High Court for an order declaring that he or his parent or remoter ancestor, as

the case may be, became or has become a legitimated person.

(3) For the purposes of subsection (2),

"legitimated person" means a person legitimated or recognized as

legitimated by or under any law.

[Ch2906s27]27. Alimony in cases of judicial separation 11 of 2008, s. 4(e).

(1) In any action for judicial separation, the

court may make such interim order for the payment of maintenance to a spouse as

the court thinks just.

(2) In or at any time after a decree for judicial

separation, the court may make such order for the payment of maintenance to a

spouse as the court thinks just.

[Ch2906s28]28. Custody and maintenance of children

(1) In any proceedings for divorce, nullity or

judicial separation, the court may from time to time, either before or at or

after the decree or declaration make such provision as appears just with

respect to the custody, maintenance and education of the children, the marriage

of whose parents is the subject of the proceedings.

(2) 11 of 2008, s. 4(f).

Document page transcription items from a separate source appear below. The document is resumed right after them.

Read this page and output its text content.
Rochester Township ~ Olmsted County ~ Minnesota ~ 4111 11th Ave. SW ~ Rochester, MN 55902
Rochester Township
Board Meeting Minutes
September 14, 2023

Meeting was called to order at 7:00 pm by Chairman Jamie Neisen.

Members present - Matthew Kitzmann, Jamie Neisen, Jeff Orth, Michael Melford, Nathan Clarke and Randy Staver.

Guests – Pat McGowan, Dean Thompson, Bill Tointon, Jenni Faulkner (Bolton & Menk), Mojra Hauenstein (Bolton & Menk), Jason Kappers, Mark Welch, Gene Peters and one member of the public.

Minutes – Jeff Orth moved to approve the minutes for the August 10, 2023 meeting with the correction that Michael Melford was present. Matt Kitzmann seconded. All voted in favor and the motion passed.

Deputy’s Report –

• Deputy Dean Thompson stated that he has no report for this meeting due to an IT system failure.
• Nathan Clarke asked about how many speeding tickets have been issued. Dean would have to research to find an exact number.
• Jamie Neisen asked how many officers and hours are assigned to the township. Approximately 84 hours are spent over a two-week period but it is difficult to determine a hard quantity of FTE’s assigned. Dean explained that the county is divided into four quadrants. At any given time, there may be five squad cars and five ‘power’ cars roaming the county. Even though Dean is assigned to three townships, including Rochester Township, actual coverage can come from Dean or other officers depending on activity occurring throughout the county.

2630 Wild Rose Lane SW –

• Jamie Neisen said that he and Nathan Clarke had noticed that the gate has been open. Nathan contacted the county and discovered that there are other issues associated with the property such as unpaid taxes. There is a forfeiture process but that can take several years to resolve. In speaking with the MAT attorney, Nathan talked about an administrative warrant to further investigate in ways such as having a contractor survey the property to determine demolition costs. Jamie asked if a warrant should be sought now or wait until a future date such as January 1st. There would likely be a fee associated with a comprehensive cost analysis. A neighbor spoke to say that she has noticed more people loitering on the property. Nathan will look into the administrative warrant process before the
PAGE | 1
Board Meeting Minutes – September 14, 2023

On any decree of

divorce, declaration of nullity of marriage or on a decree of divorce where the

divorce is made on the grounds of a spouse’s insanity, the court shall have

power to order the other spouse to secure for the benefit of the children such

gross sum of money or annual sum of money as the court may deem necessary:

Provided that the term for which any

sum of money is secured for the benefit of a child shall not extend beyond the

date when the child attains 21 years of age.

[Ch2906s29]29. Power of subordinate matrimonial court to order service outside

the jurisdiction

(1) Where an action is to be brought before or is

being heard by a subordinate matrimonial court under this Act and such

subordinate matrimonial court on the application of any of the parties thereto

considers it necessary or expedient that service of any document be made

outside the jurisdiction, such subordinate matrimonial court shall make an

order remitting the documents for service to the High Court.

(2) Upon receipt of documents remitted by a

subordinate matrimonial court under the provisions of subsection (1) the High

Court shall, if it considers that such service should be effected, order such

service out of the jurisdiction and shall in all respects treat such documents

as if they had originated in the High Court.

(3) Any documents which the High Court orders to

be served outside the jurisdiction shall be returned to the High Court duly

served in such manner as the High Court may from time to time direct and the

High Court, on being satisfied that they have been duly and properly served

shall remit the documents to the subordinate matrimonial court from which they

originated.

(4) Upon receipt of documents from the High Court

duly served no objection or query shall be made either by the subordinate

matrimonial court or by any of the parties to the action as to the validity of

the manner in which they were so served but they shall be treated in all

respects as if they had been properly and validly served.

[Ch2906s30]30. Appeals

An appeal shall lie to the Court of Appeal-

(a) from

all final judgments of the High Court or of any subordinate matrimonial court

appointed under section 5; and

(b) by

leave of the High Court or Court of Appeal, from any interlocutory order, any

order made ex parte, or any order as to costs only.

[Ch2906s31]31. Power of Chief Justice to make rules

(1) The Chief Justice may, with the approval of

the Minister, make such rules as he may deem expedient to give effect to this

Act or for its better administration.

(2) Without derogating from the generality of

subsection (1) the rules may provide mutatis mutandis for all the

matters set out in section 28 of the Cap. 04:02 High Court Act.